鉄道中断点(チョルドチュンダンジョム)。 下段は、「列車は走りたい。」という、 あえて列車を主語にして、 思いを託したメッセージ。
上段の龍山(ヨンサン)はソウルにある町。 下段の元山(ウォンサン)は北朝鮮にある町。 かつてこの京元線が北朝鮮の元山まで 走っていたことが伺える。 そもそも京元線の「元」は元山の「元」。
新炭里駅前の山。 分かりづらいかもしれんけど、 斜め上を向いた看板がある。 これは戦闘機にここが韓国であることを 知らせるための物とのこと。 ツアーで移動中、田んぼの中などに 数十mおきにたくさんあった。
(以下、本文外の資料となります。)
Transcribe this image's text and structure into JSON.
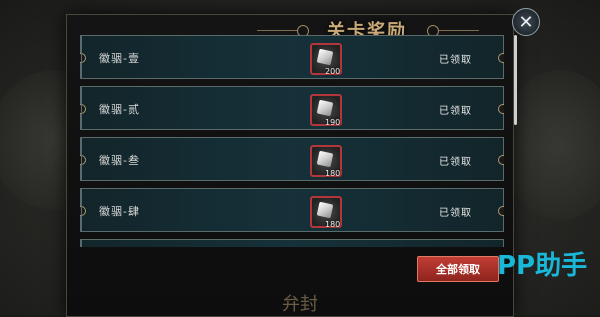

帰りがけ、乗り換えの議政府駅でプデチゲを食べに行った。 議政府はプデチゲ発祥の地らしい。 プデは韓国語で部隊の意、チゲは鍋物料理を指す。 韓国ではおなじみの料理だが、プデチゲはハムやソーセージなど洋風の材料を使うのが特徴。 駅から歩いて10分ぐらいのところに、プデチゲ通りといわれるプデチゲが食べられる食堂が 十数軒並んでいる通りがある。 そこで、あらかじめ調べてたお店に向かう。 1人分を注文。(6,000ウォン) 見るからに辛そうな真っ赤な色で、食べても予想を裏切らない辛さだった! 風呂あがり?って言われそうなぐらい汗をかきながら食べた。 韓国ではあまり一人でご飯を食べないらしい。(数名で食べに行く。) それで???と思われたのか、また自分が話すハングルに違和感を感じたのか、 会計をしてた時、日本人?何でここのお店を知ったの?などと聞かれた。 日本の本に紹介されてる、と言ってその本を見せると、本に載ってたおばちゃんが、 あ、私がいる、私もスターやね〜。なんて言ってた。 再び議政府駅に向かい、そこから国鉄&地下鉄を乗り継いで21:00頃帰宅。 今回は、場所が場所なだけに軍事施設もたくさんあり、撮影禁止なところが多かったため、 あまり情報を提供出来なくてすいません。。。 次は板門店(パンムンジョム)に行って来ます。